Archive for December 1956

Written on the Wind

December 12, 1956

“You’re a filthy liar.”

“I’m filthy, period.”

I have to love a movie in which a miserable rich alcoholic (Robert Stack) has an exchange like that with his swankily skanky sister (Dorothy Malone, winning an Oscar for being filthy, period). Written on the Wind, one of the kitschily revered über-melodramas directed by Douglas Sirk, is a continuous aria of need, despair, self-loathing. It says “Money can’t buy you happiness” in 72-point all-caps Futura Bold. Rock Hudson is Stack’s lifelong buddy, a geologist who works for Stack’s daddy’s oil company. Rock falls hard for Lauren Bacall, who’s just started in the company’s advertising department, but Stack lays claim to her and seems to cling desperately to her, throwing money around to impress her.

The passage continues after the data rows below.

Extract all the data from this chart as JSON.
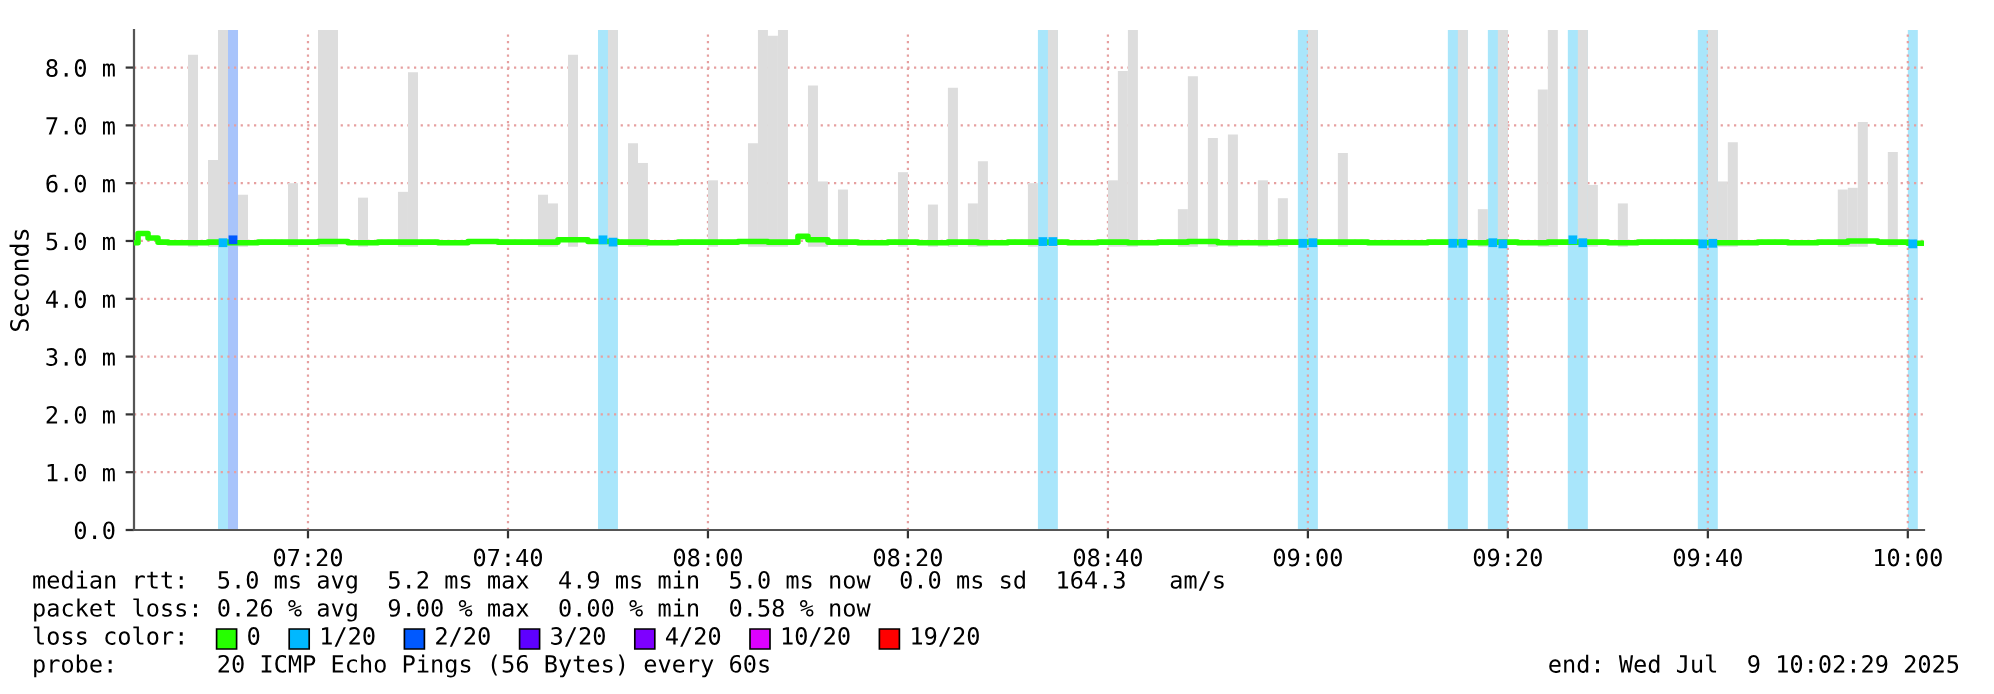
{
  "chart_data": {
    "type": "bar",
    "ylabel": "Seconds",
    "xlim": [
      7.0433,
      10.027
    ],
    "ylim": [
      0,
      8.65
    ],
    "xticks": [
      {
        "value": 7.3333,
        "label": "07:20"
      },
      {
        "value": 7.6667,
        "label": "07:40"
      },
      {
        "value": 8,
        "label": "08:00"
      },
      {
        "value": 8.3333,
        "label": "08:20"
      },
      {
        "value": 8.6667,
        "label": "08:40"
      },
      {
        "value": 9,
        "label": "09:00"
      },
      {
        "value": 9.3333,
        "label": "09:20"
      },
      {
        "value": 9.6667,
        "label": "09:40"
      },
      {
        "value": 10,
        "label": "10:00"
      }
    ],
    "yticks": [
      {
        "value": 0,
        "label": "0.0"
      },
      {
        "value": 1,
        "label": "1.0 m"
      },
      {
        "value": 2,
        "label": "2.0 m"
      },
      {
        "value": 3,
        "label": "3.0 m"
      },
      {
        "value": 4,
        "label": "4.0 m"
      },
      {
        "value": 5,
        "label": "5.0 m"
      },
      {
        "value": 6,
        "label": "6.0 m"
      },
      {
        "value": 7,
        "label": "7.0 m"
      },
      {
        "value": 8,
        "label": "8.0 m"
      }
    ],
    "grid": true,
    "legend": "bottom left",
    "legend_title": "loss color:",
    "series": [
      {
        "color": "#dddddd",
        "x": [
          7.1333,
          7.1667,
          7.1833,
          7.2167,
          7.3,
          7.35,
          7.3667,
          7.4167,
          7.4833,
          7.5,
          7.7167,
          7.7333,
          7.7667,
          7.8333,
          7.8667,
          7.8833,
          8.0,
          8.0667,
          8.0833,
          8.1,
          8.1167,
          8.1667,
          8.1833,
          8.2167,
          8.3167,
          8.3667,
          8.4,
          8.4333,
          8.45,
          8.5333,
          8.5667,
          8.6667,
          8.6833,
          8.7,
          8.7833,
          8.8,
          8.8333,
          8.8667,
          8.9167,
          8.95,
          9.0,
          9.05,
          9.25,
          9.2833,
          9.3167,
          9.3833,
          9.4,
          9.45,
          9.4667,
          9.5167,
          9.6667,
          9.6833,
          9.7,
          9.8833,
          9.9,
          9.9167,
          9.9667
        ],
        "base": [
          4.9,
          4.9,
          4.9,
          4.9,
          4.9,
          4.9,
          4.9,
          4.9,
          4.9,
          4.9,
          4.9,
          4.9,
          4.9,
          4.9,
          4.9,
          4.9,
          4.9,
          4.9,
          4.9,
          4.9,
          4.9,
          4.9,
          4.9,
          4.9,
          4.9,
          4.9,
          4.9,
          4.9,
          4.9,
          4.9,
          4.9,
          4.9,
          4.9,
          4.9,
          4.9,
          4.9,
          4.9,
          4.9,
          4.9,
          4.9,
          4.9,
          4.9,
          4.9,
          4.9,
          4.9,
          4.9,
          4.9,
          4.9,
          4.9,
          4.9,
          4.9,
          4.9,
          4.9,
          4.9,
          4.9,
          4.9,
          4.9
        ],
        "values": [
          3.32,
          1.5,
          3.75,
          0.9,
          1.1,
          3.75,
          3.75,
          0.85,
          0.95,
          3.02,
          0.9,
          0.75,
          3.32,
          3.75,
          1.79,
          1.45,
          1.15,
          1.79,
          3.75,
          3.65,
          3.75,
          2.79,
          1.13,
          0.99,
          1.29,
          0.73,
          2.75,
          0.75,
          1.48,
          1.1,
          3.75,
          1.15,
          3.04,
          3.75,
          0.65,
          2.95,
          1.88,
          1.94,
          1.15,
          0.84,
          3.75,
          1.62,
          3.75,
          0.65,
          3.75,
          2.72,
          3.75,
          3.75,
          1.07,
          0.75,
          3.75,
          1.13,
          1.81,
          0.99,
          1.02,
          2.16,
          1.64
        ]
      },
      {
        "type": "step",
        "name": "0",
        "color": "#26ff00",
        "x": [
          7.0433,
          7.05,
          7.0667,
          7.0833,
          7.1,
          7.1667,
          7.2,
          7.25,
          7.3,
          7.35,
          7.4,
          7.45,
          7.5,
          7.55,
          7.6,
          7.65,
          7.7,
          7.75,
          7.8,
          7.85,
          7.9,
          7.95,
          8.0,
          8.05,
          8.1,
          8.15,
          8.1667,
          8.2,
          8.25,
          8.3,
          8.35,
          8.4,
          8.45,
          8.5,
          8.55,
          8.6,
          8.65,
          8.7,
          8.75,
          8.8,
          8.85,
          8.9,
          8.95,
          9.0,
          9.05,
          9.1,
          9.15,
          9.2,
          9.25,
          9.3,
          9.35,
          9.4,
          9.45,
          9.5,
          9.55,
          9.6,
          9.65,
          9.7,
          9.75,
          9.8,
          9.85,
          9.9,
          9.95,
          10.0,
          10.027
        ],
        "values": [
          4.97,
          5.13,
          5.05,
          4.98,
          4.97,
          4.98,
          4.97,
          4.98,
          4.98,
          4.99,
          4.97,
          4.98,
          4.98,
          4.97,
          4.99,
          4.98,
          4.98,
          5.02,
          4.99,
          4.98,
          4.97,
          4.98,
          4.98,
          4.99,
          4.98,
          5.08,
          5.02,
          4.98,
          4.97,
          4.98,
          4.97,
          4.98,
          4.97,
          4.98,
          4.98,
          4.97,
          4.98,
          4.97,
          4.98,
          4.99,
          4.97,
          4.97,
          4.98,
          4.98,
          4.98,
          4.97,
          4.97,
          4.98,
          4.97,
          4.98,
          4.97,
          4.98,
          4.98,
          4.97,
          4.98,
          4.98,
          4.97,
          4.97,
          4.98,
          4.97,
          4.98,
          5.0,
          4.98,
          4.96,
          4.96
        ]
      },
      {
        "type": "scatter",
        "name": "1/20",
        "color": "#00b8ff",
        "marker": "square",
        "x": [
          7.1917,
          7.825,
          7.8417,
          8.5583,
          8.575,
          8.9917,
          9.0083,
          9.2417,
          9.2583,
          9.3083,
          9.325,
          9.4417,
          9.4583,
          9.6583,
          9.675,
          10.0083
        ],
        "values": [
          4.97,
          5.02,
          4.98,
          4.99,
          4.99,
          4.96,
          4.97,
          4.96,
          4.96,
          4.97,
          4.95,
          5.02,
          4.97,
          4.95,
          4.96,
          4.95
        ]
      },
      {
        "type": "scatter",
        "name": "2/20",
        "color": "#0059ff",
        "marker": "square",
        "x": [
          7.2083
        ],
        "values": [
          5.02
        ]
      },
      {
        "type": "scatter",
        "name": "3/20",
        "color": "#5e00ff"
      },
      {
        "type": "scatter",
        "name": "4/20",
        "color": "#7e00ff"
      },
      {
        "type": "scatter",
        "name": "10/20",
        "color": "#dd00ff"
      },
      {
        "type": "scatter",
        "name": "19/20",
        "color": "#ff0000"
      }
    ],
    "bands": [
      {
        "axis": "x",
        "from": 7.1833,
        "to": 7.2,
        "color": "#a9e6fb"
      },
      {
        "axis": "x",
        "from": 7.2,
        "to": 7.2167,
        "color": "#a8c4fb"
      },
      {
        "axis": "x",
        "from": 7.8167,
        "to": 7.85,
        "color": "#a9e6fb"
      },
      {
        "axis": "x",
        "from": 8.55,
        "to": 8.5833,
        "color": "#a9e6fb"
      },
      {
        "axis": "x",
        "from": 8.9833,
        "to": 9.0167,
        "color": "#a9e6fb"
      },
      {
        "axis": "x",
        "from": 9.2333,
        "to": 9.2667,
        "color": "#a9e6fb"
      },
      {
        "axis": "x",
        "from": 9.3,
        "to": 9.3333,
        "color": "#a9e6fb"
      },
      {
        "axis": "x",
        "from": 9.4333,
        "to": 9.4667,
        "color": "#a9e6fb"
      },
      {
        "axis": "x",
        "from": 9.65,
        "to": 9.6833,
        "color": "#a9e6fb"
      },
      {
        "axis": "x",
        "from": 10.0,
        "to": 10.0167,
        "color": "#a9e6fb"
      }
    ],
    "annotations": [
      "median rtt:  5.0 ms avg  5.2 ms max  4.9 ms min  5.0 ms now  0.0 ms sd  164.3   am/s",
      "packet loss: 0.26 % avg  9.00 % max  0.00 % min  0.58 % now",
      "probe:       20 ICMP Echo Pings (56 Bytes) every 60s",
      "end: Wed Jul  9 10:02:29 2025"
    ]
  }
}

The money doesn’t wow Bacall, but probably something in his flailing (yet carefully suave) attempts to sway her touches her, and they’re soon married. Then the real troubles begin.

This one’s only for those with a strong appreciation for ’50s cheese, and nobody served it up with more of a flourish than Sirk; this is no chick flick but a fire-breathing tragedy of the gods, mounted with such intensity and conviction that you come to laugh with it more than at it. Malone’s Best Supporting trophy was well-deserved — every minute she’s onscreen is a guaranteed injection of fun — and Stack, Bacall, and even the stoic Hudson get meaty scenes to bite into. Great, foolish, high-pitched stuff.